Vomiting blood (hematemesis) is the regurgitation of stomach contents mixed with blood, or the regurgitation of blood only. Vomiting blood sounds jarring, but in some cases, it may be triggered by minor causes such as swallowing blood from a mouth injury or from a nosebleed. Vomiting blood may also be caused by more serious conditions such as internal injuries or an organ rupture.
Regurgitated blood may appear brown, dark red, or bright red in color. Brown blood often resembles coffee grains when vomited.
If you vomit a large amount of blood, or if you vomit blood in conjunction with dizziness or changes in breathing, call 911 immediately.
There are many causes of vomiting blood.
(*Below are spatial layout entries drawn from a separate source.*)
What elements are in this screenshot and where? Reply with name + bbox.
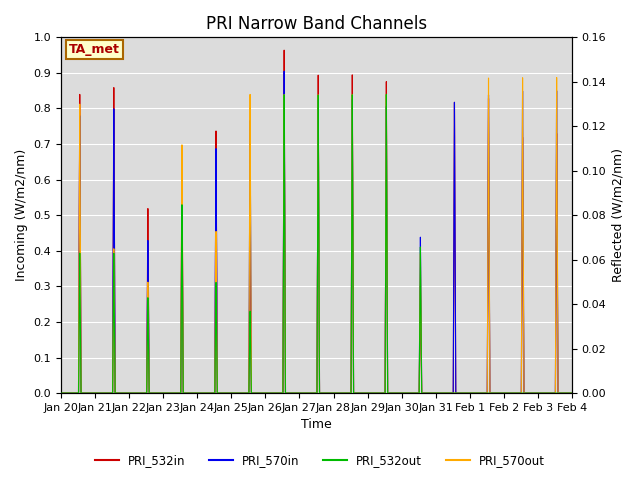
Legend: PRI_532in, PRI_570in, PRI_532out, PRI_570out: PRI_532in, PRI_570in, PRI_532out, PRI_57…	[90, 449, 550, 472]
X-axis label: Time: Time	[301, 419, 332, 432]
Title: PRI Narrow Band Channels: PRI Narrow Band Channels	[206, 15, 427, 33]
Text: TA_met: TA_met	[68, 43, 120, 56]
Y-axis label: Incoming (W/m2/nm): Incoming (W/m2/nm)	[15, 149, 28, 281]
Y-axis label: Reflected (W/m2/nm): Reflected (W/m2/nm)	[612, 148, 625, 282]
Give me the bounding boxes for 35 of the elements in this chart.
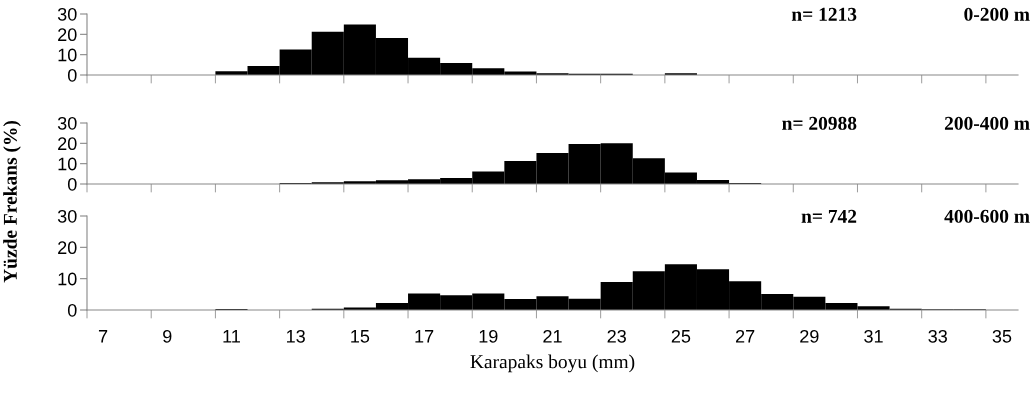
x-tick-label: 29 xyxy=(800,329,819,343)
x-tick-label: 19 xyxy=(479,329,498,343)
x-tick-label: 35 xyxy=(992,329,1012,343)
x-tick-label: 7 xyxy=(98,330,108,343)
x-tick-label: 15 xyxy=(351,330,370,343)
y-tick-label: 0 xyxy=(67,177,77,191)
x-tick-label: 13 xyxy=(287,329,305,343)
y-tick-label: 0 xyxy=(67,303,77,317)
annotation: 200-400 m xyxy=(944,116,1030,130)
x-tick-label: 11 xyxy=(223,330,240,343)
y-tick-label: 20 xyxy=(58,137,77,151)
y-tick-label: 10 xyxy=(58,272,77,286)
annotation: 0-200 m xyxy=(964,7,1030,21)
annotation: 400-600 m xyxy=(944,209,1030,223)
x-axis-title: Karapaks boyu (mm) xyxy=(470,354,635,373)
y-tick-label: 10 xyxy=(58,48,77,62)
annotation: n= 20988 xyxy=(782,116,857,130)
x-tick-label: 25 xyxy=(671,329,691,343)
y-tick-label: 10 xyxy=(58,157,77,171)
y-axis-title: Yüzde Frekans (%) xyxy=(3,120,21,283)
y-tick-label: 30 xyxy=(57,209,77,223)
x-tick-label: 33 xyxy=(928,329,947,343)
annotation: n= 742 xyxy=(801,209,857,223)
y-tick-label: 30 xyxy=(57,7,77,21)
y-tick-label: 0 xyxy=(67,68,77,82)
x-tick-label: 21 xyxy=(543,329,562,343)
x-tick-label: 31 xyxy=(864,329,883,343)
x-tick-label: 27 xyxy=(735,329,755,343)
annotation: n= 1213 xyxy=(791,7,857,21)
y-tick-label: 30 xyxy=(57,116,77,130)
y-tick-label: 20 xyxy=(58,28,77,42)
y-tick-label: 20 xyxy=(58,241,77,255)
x-tick-label: 17 xyxy=(415,330,434,343)
x-tick-label: 23 xyxy=(607,329,626,343)
x-tick-label: 9 xyxy=(163,329,172,343)
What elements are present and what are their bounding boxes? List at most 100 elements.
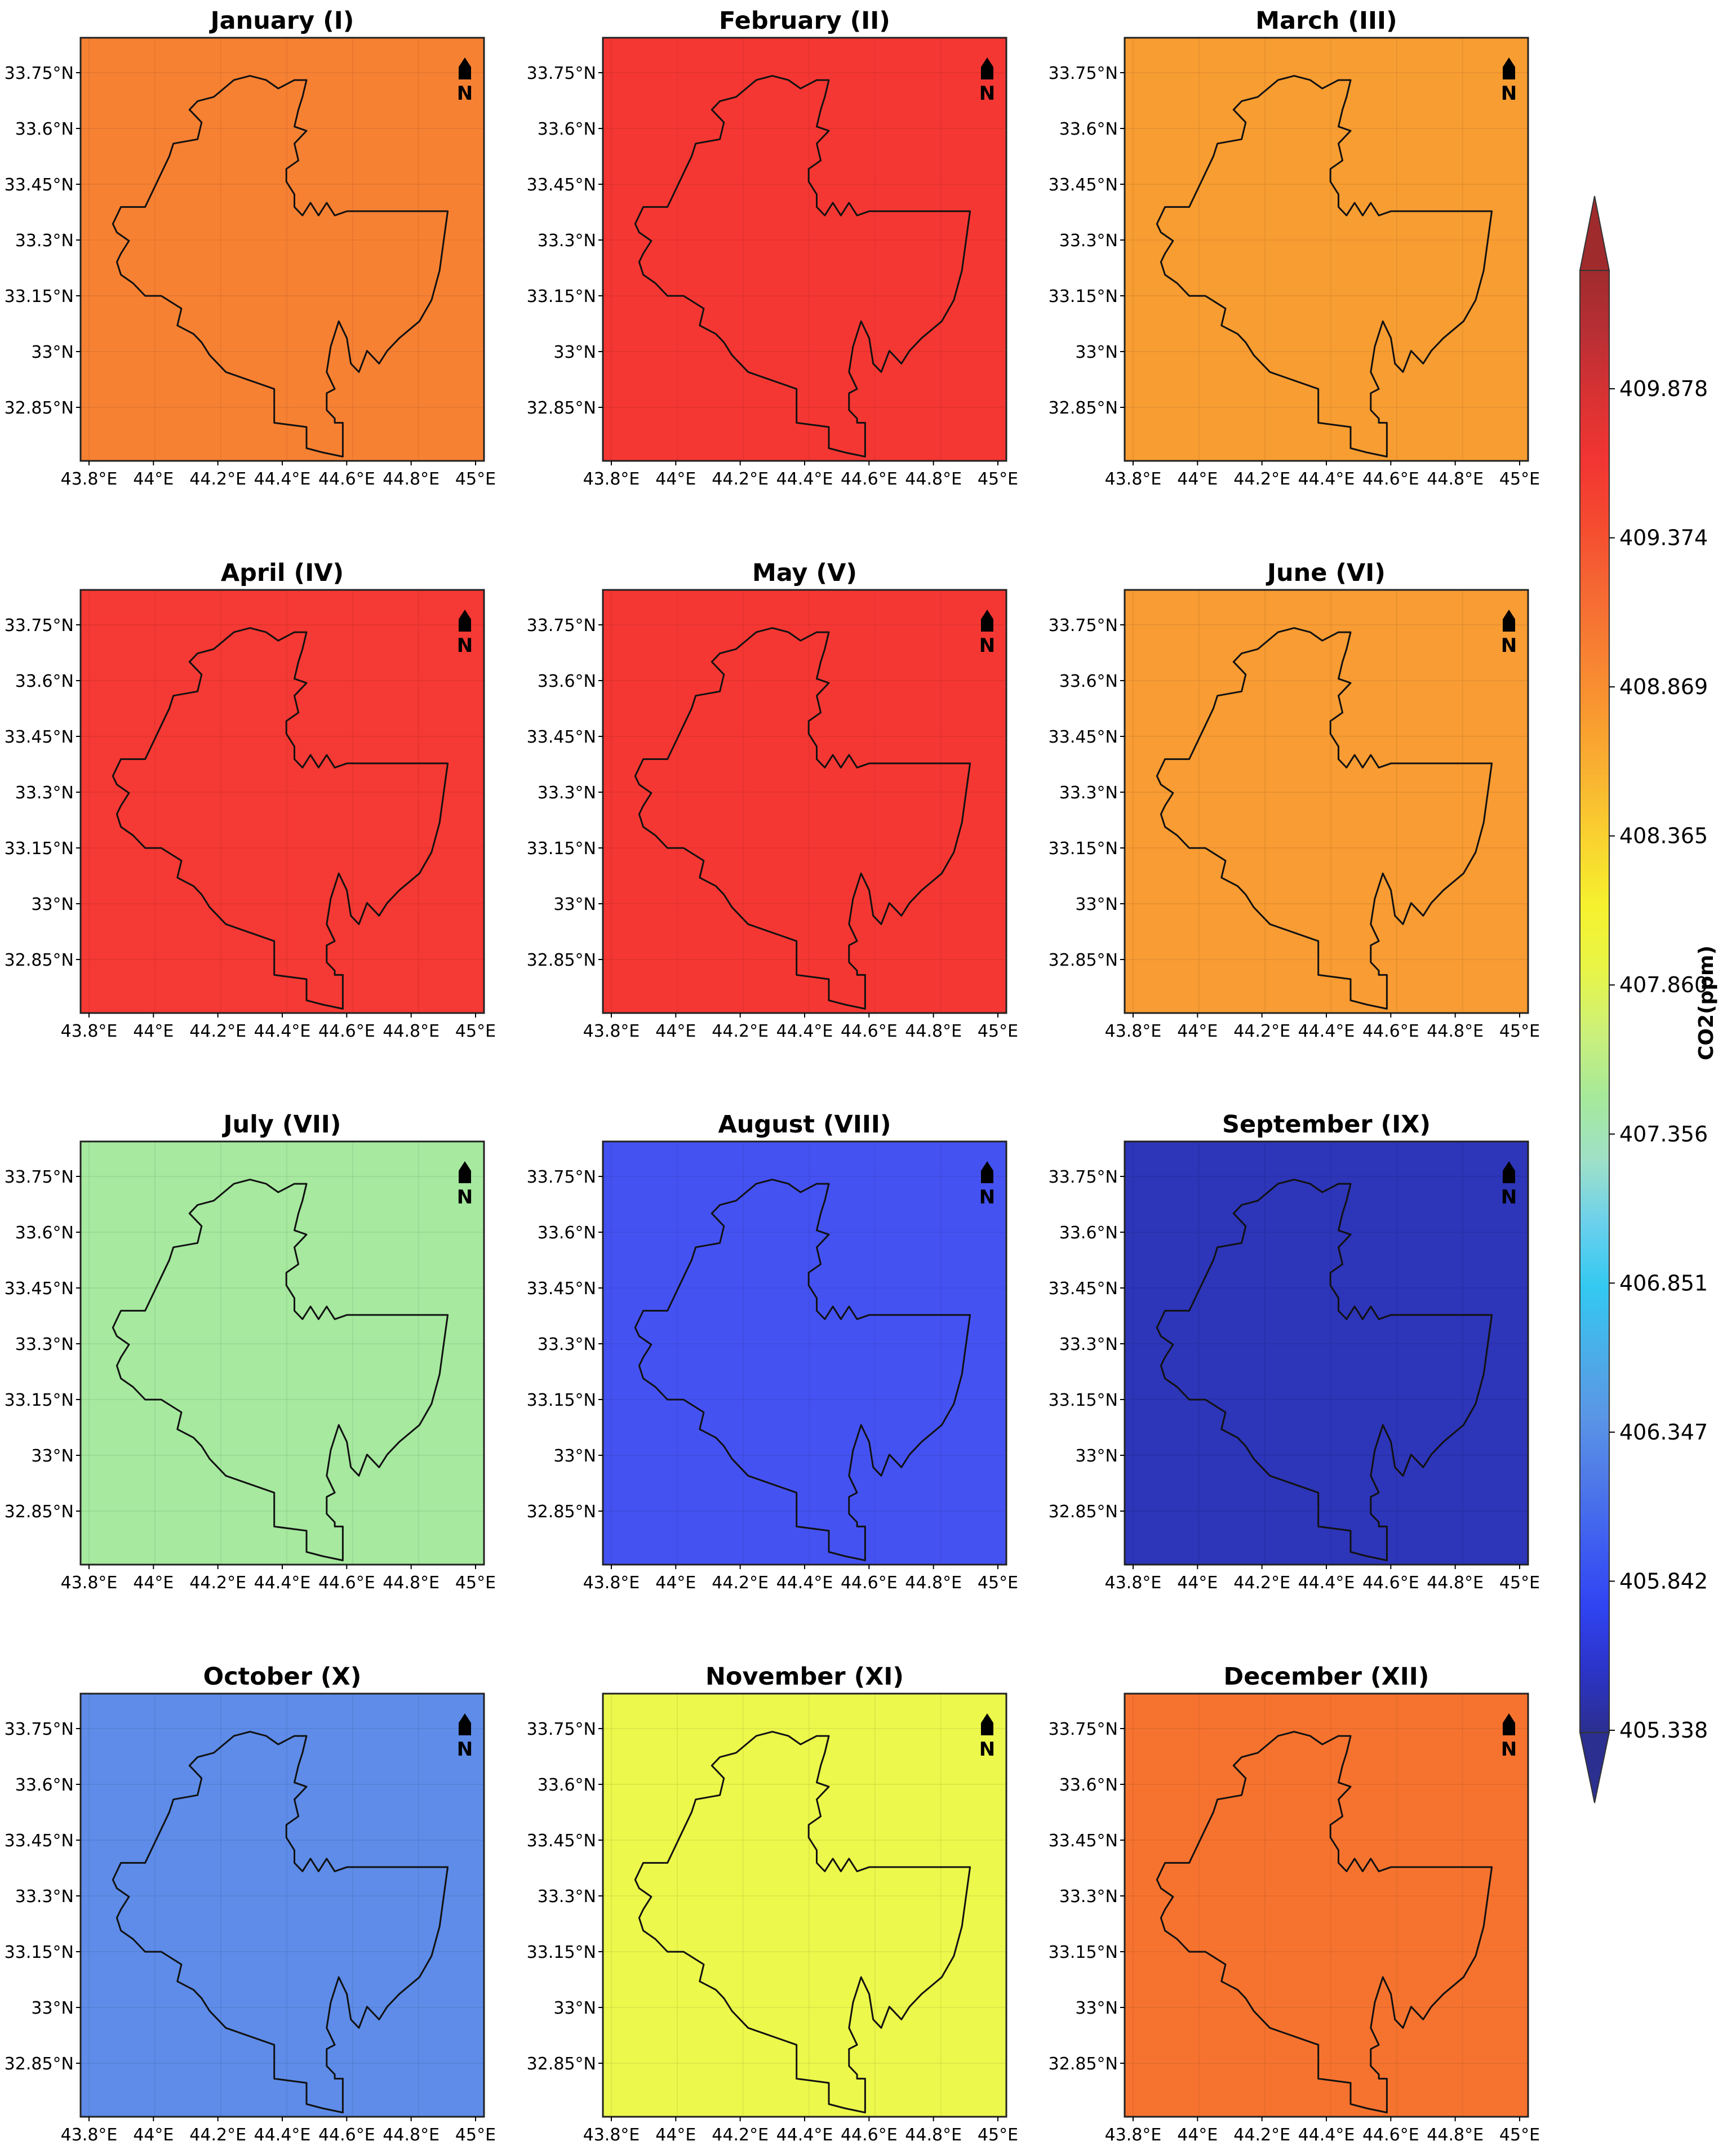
y-tick-label: 33.3°N: [15, 783, 74, 803]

They range in severity from minor to major and are normally the result of an injury or illness.
Vomiting blood may be caused by minor conditions such as:
- esophagus irritation
- swallowing blood
- tear in the esophagus due to chronic coughing
Other common causes of vomiting blood include:
- stomach ulcers
- aspirin side effects
- non-steroidal anti-inflammatory drugs (ibuprofen) side effects
More serious causes of vomiting blood include:
- alcoholic hepatitis
- esophageal cancer
- erosion of the stomach lining
- pancreatic cancer
Children may also experience vomiting blood. This is usually caused by:
- swallowing a foreign object
- swallowing blood
- birth defect
All instances of vomiting blood should be reported to your doctor.
Several symptoms may be present along with vomiting blood. These symptoms include, but are not limited to:
- abdominal discomfort
- abdominal pain
- vomiting stomach contents
Vomiting blood can indicate a serious medical emergency. If you experience any of the following symptoms call 911:
- blurred vision
- changes in heartbeat
- changes in breathing
- cold skin
- clammy skin
- severe abdominal pain
- vomiting blood after an injury
Do not drive yourself to the doctor. Call 911.
There are many potential health issues that could cause you to vomit blood. To come to a diagnosis, your doctor will begin by asking you questions about your symptoms, and whether or not you were recently injured.
Your doctor may order an imaging test to look inside your body. Imaging scans reveal abnormalities in the body such as ruptured organs or abnormal growths. Common imaging tests used for these purposes are:
- CT scan (computed tomography scan)
- Endoscopy (looking into your stomach with a tube passed through your mouth)
- MRI (magnetic resonance imaging)
Your doctor may wish to do an upper endoscopy to look for blood in the stomach. This procedure is done when you are sedated. Your doctor will place a small, flexible tube into your nostril or your mouth and down into stomach and small intestine. A fiber optic camera in the tube allows your doctor to see the contents of your stomach and examine you internally.
A blood sample may be taken to check your complete blood count. This helps to assess the amount of blood lost. Additional tests may be ordered based on your blood count result.
Depending on the amount of blood lost, you may need a blood transfusion. A blood transfusion replaces your lost blood with donor blood. The blood is fed into your vein through an intravenous (IV) line.
You might also require fluid to be given through an IV to rehydrate your body. Your doctor may provide you with medication to stop vomiting or to decrease stomach acid. If you have an ulcer, your doctor will prescribe medications to treat it. In severe cases, surgery may be needed. Such severe cases may include a bleeding ulcer or internal injuries.
If certain foods may increase the likelihood of vomiting blood, your doctor will devise a special diet geared to decrease this risk.
Choking is the main complication of vomiting blood. Depending on the cause, vomiting blood may cause additional health complications.
Anemia is a deficiency of healthy red blood cells and is another complication of excessive bleeding, particularly when the blood loss is rapid and sudden.
Vomiting blood caused by excessive bleeding can also lead to shock. The following symptoms are indicators of shock:
- dizziness upon standing
- rapid breathing
- shallow breathing
- low urine output
- cold, pale skin
If not treated immediately, shock can lead to a decrease in blood pressure followed by coma and death. If you experience any symptoms of shock, have someone take you to the emergency room or call 911.